The Captain shook his head. “Whoever I order to get the corpses will get them!” He replied. “I am the Captain on board. I alone decide, not chance!”
That was the reply he gave to the carpenter.
“What if they don’t do what you order?” Frank Braun asked. “What if they refuse, now more than ever! Will that finally get through your hard skull? That’s all we need! Rebellion on board! It’s the only thing that hasn’t happened to us yet!”
The Captain laughed. “You really think that would happen? I will show you how to handle these lads at sea.”
He sent the steward after his two officers and the head engineer. He went with them below deck and the four men carried the corpses up onto the deck one after the other. Then he took some sail cloth, pieces of iron, huge needles and heavy thread. He sat cross-legged by one of the corpses with the second officer like a tailor.
The engineer and the first got the next corpse ready. They rolled the canvas around the cadaver, put pieces of iron inside and sewed expertly, stitch by stitch, without a word.
One by one the rest of the crew came up, pressed around them, watched, turning their caps in their hands. Frank Braun stood there with them.
Not wanting to, he stepped forward, sat down next to the Captain in front of the repulsive corpse of a Chinese, picked up a needle. –This is idiotic, he thought. Why am I doing it? He wasn’t doing a very good job either. In a moment the carpenter sat by him, grabbed the canvas and in three quick movements had the corpse wrapped in it.
“Get away!” The Captain cried. “No one touches the corpses without an order! The four of us are doing it. No one else!”
The carpenter stood up, moved to the side. But Frank Braun said, “You command your crew Captain, but not me. I will do what I think is right.”
At the same time he was thinking, this is not right at all! What I am doing is unbelievably stupid! Why was he doing it then? He should have done the proper thing and moved away!
“It makes no difference to me,” nodded the Captain. “Sew away Doctor, but pull the cord tight.”
It rang like a judgement.
He sewed away laboriously, awkwardly with an aversion to what he was doing. He took his handkerchief, clamped it between his teeth to cover his nose. His Chinese stank!

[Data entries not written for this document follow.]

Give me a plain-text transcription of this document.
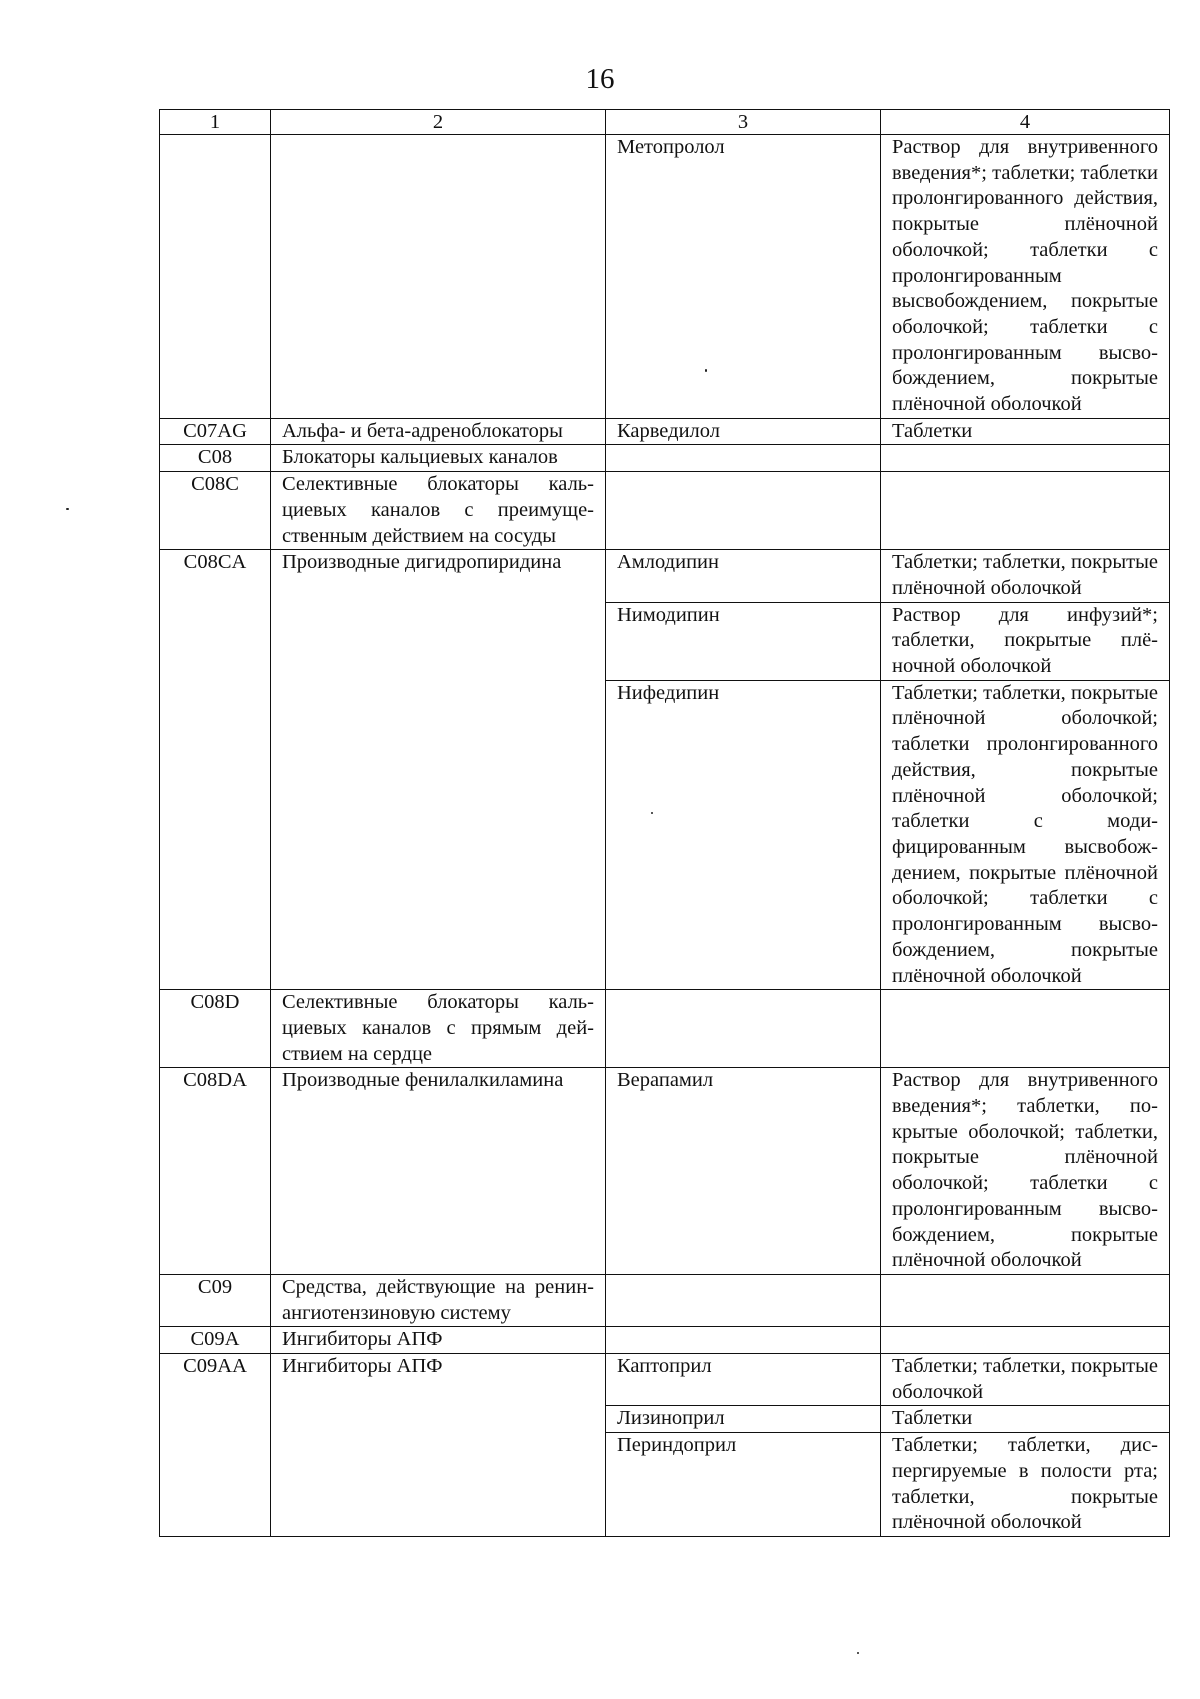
16
1	2	3	4
		Метопролол	Раствор для внутривенного введения*; таблетки; таблетки пролонгированного действия, покрытые плёночной оболочкой; таблетки с пролонгированным высвобождением, покрытые оболочкой; таблетки с пролонгированным высвобождением, покрытые плёночной оболочкой
C07AG	Альфа- и бета-адреноблокаторы	Карведилол	Таблетки
C08	Блокаторы кальциевых каналов		
C08C	Селективные блокаторы кальциевых каналов с преимущественным действием на сосуды		
C08CA	Производные дигидропиридина	Амлодипин	Таблетки; таблетки, покрытые плёночной оболочкой
		Нимодипин	Раствор для инфузий*; таблетки, покрытые плёночной оболочкой
		Нифедипин	Таблетки; таблетки, покрытые плёночной оболочкой; таблетки пролонгированного действия, покрытые плёночной оболочкой; таблетки с модифицированным высвобождением, покрытые плёночной оболочкой; таблетки с пролонгированным высвобождением, покрытые плёночной оболочкой
C08D	Селективные блокаторы кальциевых каналов с прямым действием на сердце		
C08DA	Производные фенилалкиламина	Верапамил	Раствор для внутривенного введения*; таблетки, покрытые оболочкой; таблетки, покрытые плёночной оболочкой; таблетки с пролонгированным высвобождением, покрытые плёночной оболочкой
C09	Средства, действующие на ренин-ангиотензиновую систему		
C09A	Ингибиторы АПФ		
C09AA	Ингибиторы АПФ	Каптоприл	Таблетки; таблетки, покрытые оболочкой
		Лизиноприл	Таблетки
		Периндоприл	Таблетки; таблетки, диспергируемые в полости рта; таблетки, покрытые плёночной оболочкой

The others were done much sooner than he was. The second officer came over to help him. Then they carried the corpses over to a lifeboat and lowered it into the water. They rowed a couple hundred meters out from the ship and sank the dead there.
They took their hats off; the Captain said something that was supposed to be a prayer. It was not very solemn, it was too familiar.